情報の喪失:リファクタリングの際、ツール呼び出し、複数ターンにわたる対話コンテキスト、サブエージェント間の協調ロジックといった重要な詳細が失われることが多く、その結果、モデルが高品質なトレーニング信号を受け取れなくなります。

II. 核心となる解決策:「境界」をトレーニングのエントリポイントとして活用
Polarは、実行フレームワークの書き換えを不要にします。その代わりに、モデルAPIの境界をトレーニングのエントリポイントとして扱います。
ブラックボックス処理:Polarは、コード実行フレームワークとモデル推論サーバーの間に透過的なプロキシ(Gateway)を配置します。エージェントがAnthropic、OpenAI、GoogleのいずれのAPIを使用しているかに関わらず、Polarはリクエストをシームレスにインターセプトして転送します。
トレースの再構築:転送中に、Polarはプロンプト、サンプリングされたトークン、ログ確率などの主要なデータをリアルタイムで記録し、強化学習トレーナーが必要とする「トレース」データとして再構築します。
効率的な非同期アーキテクチャ:システムはスケジューリングと永続化にロールアウトサーバーを採用し、ゲートウェイノードがライフサイクルとリソースのリサイクルを管理します。プリヒートされたバッファ(READYバッファ)と並列タスク処理を活用することで、GPUトレーニングをブロックする可能性のあるロングテールタスクを効果的に排除します。
III. 性能の飛躍:コードエージェントの変革
実験データによると、PolarをGRPOトレーニングと組み合わせることで、大幅な性能向上が得られることが示されています:
SWE-Benchによる検証済みベンチマークテスト:同じQwen3.5-4Bベースモデルを使用した場合、パフォーマンスはコードフレームワークによって異なります:
Codexフレームワーク:pass@1スコアが3.8%から26.4%へと跳ね上がり、594.74%の急増を記録しました。

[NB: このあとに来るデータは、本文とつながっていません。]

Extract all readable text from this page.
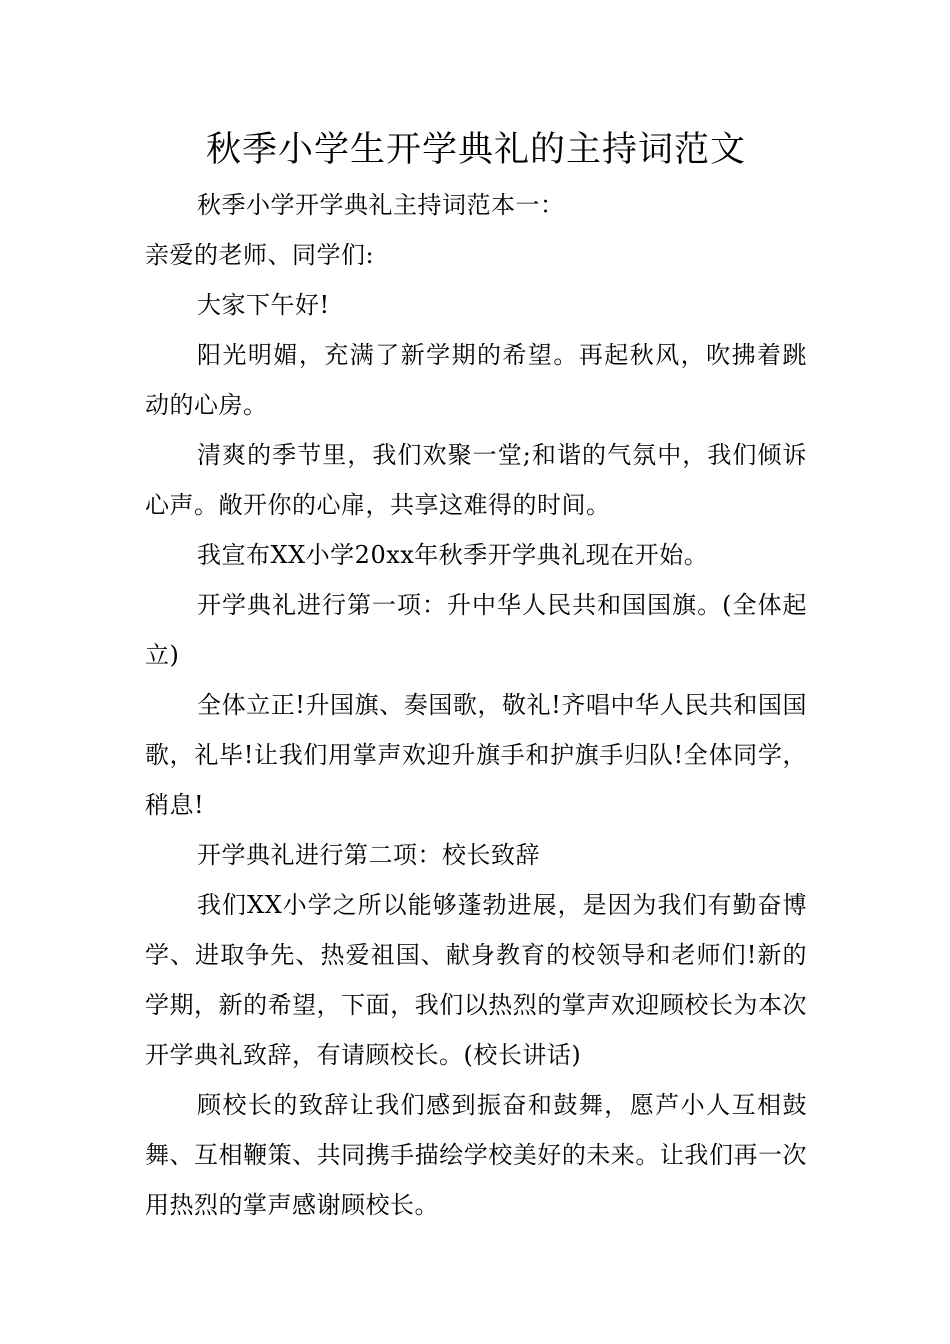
秋季小学生开学典礼的主持词范文

秋季小学开学典礼主持词范本一：

亲爱的老师、同学们:

大家下午好!

阳光明媚，充满了新学期的希望。再起秋风，吹拂着跳动的心房。

清爽的季节里，我们欢聚一堂;和谐的气氛中，我们倾诉心声。敞开你的心扉，共享这难得的时间。

我宣布XX小学20xx年秋季开学典礼现在开始。

开学典礼进行第一项：升中华人民共和国国旗。(全体起立)

全体立正!升国旗、奏国歌，敬礼!齐唱中华人民共和国国歌，礼毕!让我们用掌声欢迎升旗手和护旗手归队!全体同学，稍息!

开学典礼进行第二项：校长致辞

我们XX小学之所以能够蓬勃进展，是因为我们有勤奋博学、进取争先、热爱祖国、献身教育的校领导和老师们!新的学期，新的希望，下面，我们以热烈的掌声欢迎顾校长为本次开学典礼致辞，有请顾校长。(校长讲话)

顾校长的致辞让我们感到振奋和鼓舞，愿芦小人互相鼓舞、互相鞭策、共同携手描绘学校美好的未来。让我们再一次用热烈的掌声感谢顾校长。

Claude Code Framework:29.8%から34.6%へ。
Pi Framework:34.2%から40.4%へ。
極めて高い効率性:prefix_merging戦略を導入した結果、従来のリクエストごとのモードと比較してトレーニングの実行時間が約5.39倍短縮され、GPU利用率は20.4%から87.7%に上昇しました。
業界のコメント
NVIDIAのPolarのオープンソース化は、本質的にAIエージェントが強化学習のトレーニングに参入するための「高速道路」を構築するものです。これにより、研究者は大規模なオープンソースコードフレームワークを活用して効率的にトレーニングを行えるようになるだけでなく、システムレベルの最適化を通じてGPUコンピューティングの参入障壁も低減されます。
Polarの人気が高まるにつれ、開発者はもはや「モデルをトレーニングフレームワークにどう適応させるか」を心配する必要がなくなります。将来的には、AIコーディングエージェントの進化はより標準化され、効率的になるでしょう。これは、AIエージェントのトレーニングが、手作業によるラボでのチューニングから、大規模かつ体系的なエンジニアリング生産へと移行することを意味します。